コンクリートの鉄筋探査を革新する新技術
近年、老朽化が進むコンクリート製インフラが多く見られる日本。橋梁やトンネル、水道管などの老朽化は、ひび割れや鉄筋腐食など、目に見えにくい劣化が原因で多くの事故を引き起こしています。これに対処するためには、より効果的かつ迅速な診断技術が求められています。そのニーズに応えるべく、大阪大学 産業科学研究所の千葉大地教授率いる研究チームが新たに開発したのが、ハンディタイプの鉄筋スキャナです。
ハンディ鉄筋スキャナの特長とは?
この鉄筋スキャナは、「永久磁石法」と呼ばれる独自の手法を用いており、コンクリートに埋設された鉄筋を一度のスキャンで面的に可視化・マッピングできることが最大の特長です。
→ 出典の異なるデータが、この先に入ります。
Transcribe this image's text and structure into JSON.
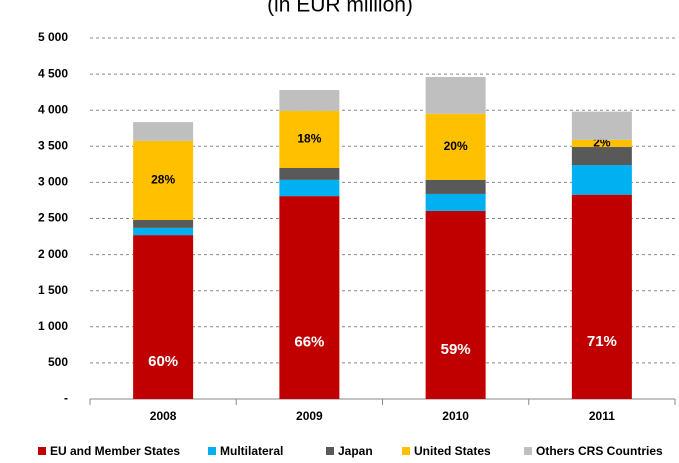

これにより、従来の電磁波レーダーを使用した探査装置に比べ、スキャンを何度も行う必要がなく、迅速な診断が可能となります。また、約2.5 kgというハンディサイズで軽量であるため、使用者が持ち運ぶ際にも負担が少なく、モップ掛けのようにコンクリート面をなぞるだけで情報を取得できる手軽さも魅力です。
従来技術の課題を克服
これまで主流だった電磁波レーダーは、複数回のスキャンを必要とし、水中探査には対応できないなどの様々な制約がありました。一方、今回の鉄筋スキャナは、永久磁石法を活用することで、水中での探査も可能にしました。この技術により、特に水道管の老朽化による道路の陥没事故の予防に向けたさらなる研究開発が期待されています。
今後の展望
千葉教授は今後、現場調査と実機デモンストレーションを進め、ユーザー企業のフィードバックを得ながら量産販売を目指すとしています。また、1年以内に製品プロトタイプを完成させ、さらなる技術の進化を追求していく意向です。特に、水中での鉄筋探査技術の開発にも取り組み、インフラ点検の新たなスタンダードを築くことを目指しています。これにより、社会全体の安全性向上にも寄与することが期待されます。
研究発表会について
本技術の詳細は、2024年1月28日(水)に大阪大学 産業科学研究所で行われる記者発表にて公開されます。この場では、鉄筋スキャナのプロトタイプが初めてお披露目され、実機によるデモンストレーションも行われる予定です。一般参加者は入場できないため、報道関係者のみの特別な発表となります。
全体として、今回の革新技術は日本のインフラ保守管理に新たな光をもたらすものと考えられ、引き続き注目が集まることでしょう。